Élise Huchard
Élise Huchard (* 20. Februar 1980) ist eine französische Primatologin, die in Verhaltensökologie forscht. Sie ist Forschungsdirektorin beim CNRS in Montpellier.[1]
Leben
Nach ihrem Veterinärstudium von 1998 bis 2004 und ihrer Promotion in Tiermedizin an der Universität Paul Sabatier in Toulouse absolvierte sie zwischen 2004 und 2005 einen Master in Ökologie und Evolutionsbiologie an der Universität Montpellier. Von 2005 bis 2008 promovierte sie mit einer gemeinsam am Institut des Sciences de l'Évolution de Montpellier (ISEM) und am Zoological Society of London erarbeiteten Dissertation. Von 2009 bis 2011 arbeitete sie als Postdoc im Deutschen Primatenzentrum in Göttingen und von 2012 bis 2013 am Museum of zoology der University of Cambridge.[2]
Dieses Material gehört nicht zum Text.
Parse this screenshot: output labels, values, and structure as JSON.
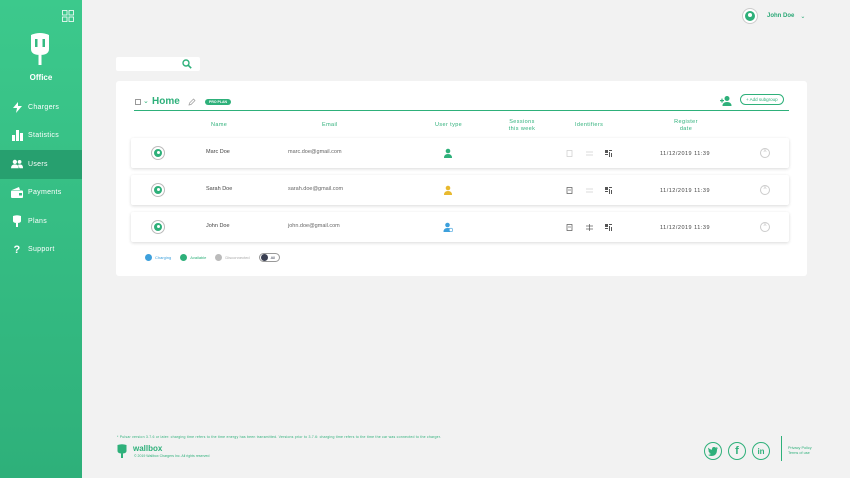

2014 wurde sie als wissenschaftliche Mitarbeiterin am Centre d'écologie fonctionnelle et évolutive (Zentrum für funktionelle und evolutionäre Ökologie) in Montpellier eingestellt und kam zwei Jahre später zum ISEM. Heute ist sie Forschungsdirektorin am ISEM.[3]
Forschung
Élise Huchard befasst sich mit der Funktionsweise tierischer Gesellschaften anhand der Untersuchung von Arten wie Erdmännchen, Pavianen oder Mandrills. Sie hat sich mit Konflikten innerhalb und zwischen den Geschlechtern, aber auch zwischen Eltern und Kindern beschäftigt. Ihr Interesse gilt außerdem der Entwicklung der saisonalen Fortpflanzung und sozialer Hierarchien. Zusammen mit Guy Cowlishaw (Institut für Zoologie in London) und Alecia Carter (University College London) leitet sie das Tsaobis Baboon Project, das die Ökologie, Lebensgeschichte und das Verhalten mehrerer Gruppen von Bärenpavianen in Namibia untersucht. Sie arbeitet auch am Mandrillus-Projekts des ISEM, das eine Gruppe wildlebender Mandrills in Gabun beobachtet.[3]
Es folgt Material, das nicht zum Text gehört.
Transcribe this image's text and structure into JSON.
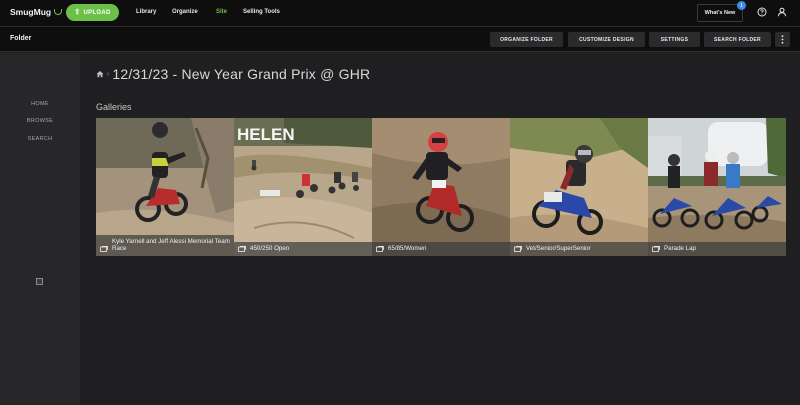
{
  "app": {
    "logo": "SmugMug"
  },
  "topbar": {
    "upload_label": "UPLOAD",
    "nav": [
      {
        "label": "Library",
        "active": false
      },
      {
        "label": "Organize",
        "active": false
      },
      {
        "label": "Site",
        "active": true
      },
      {
        "label": "Selling Tools",
        "active": false
      }
    ],
    "whats_new": "What's New",
    "whats_new_count": "1",
    "accent": "#6cc04a",
    "icons": [
      "help-icon",
      "user-icon"
    ]
  },
  "folderbar": {
    "title": "Folder",
    "buttons": [
      "ORGANIZE FOLDER",
      "CUSTOMIZE DESIGN",
      "SETTINGS",
      "SEARCH FOLDER"
    ],
    "menu_icon": "more-vertical-icon"
  },
  "sidebar": {
    "links": [
      "HOME",
      "BROWSE",
      "SEARCH"
    ]
  },
  "main": {
    "title": "12/31/23 - New Year Grand Prix @ GHR",
    "section_label": "Galleries",
    "galleries": [
      {
        "label": "Kyle Yarnell and Jeff Alessi Memorial Team Race"
      },
      {
        "label": "450/250 Open"
      },
      {
        "label": "65/85/Women"
      },
      {
        "label": "Vet/Senior/SuperSenior"
      },
      {
        "label": "Parade Lap"
      }
    ],
    "photo_sign_text": "HELEN"
  }
}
2014 veröffentlichte sie einen Artikel in Science über die Entwicklung für Infantizid bei Säugetieren und 2016 einen Artikel in Nature über kompetitives Wachstum, die ihr internationale Anerkennung in ihrem Fachgebiet einbrachten.[4][5][6]
Im Jahr 2025 veröffentlichte sie gemeinsam mit Forschenden des Deutschen Primatenzentrums – darunter Peter M. Kappeler – und des Max-Planck-Instituts für evolutionäre Anthropologie in Leipzig eine Studie über die Machtverhältnisse bei Primaten. Die Studie trägt den Titel „The evolution of male-female dominance relations in primate societies“. Laut dieser Studie haben Menschen das Patriarchat nicht von den Tieren geerbt. Die weit verbreitete Annahme, dass bei Primaten grundsätzlich die Männchen die dominante Rolle übernehmen, wurde dadurch widerlegt.[7][8]
Preise und Auszeichnungen
- 2017: Bronzemedaille des CNRS
Einzelnachweise
- ↑ Élise Huchard Chercheuse en écologie comportementale. In: cnrs.fr.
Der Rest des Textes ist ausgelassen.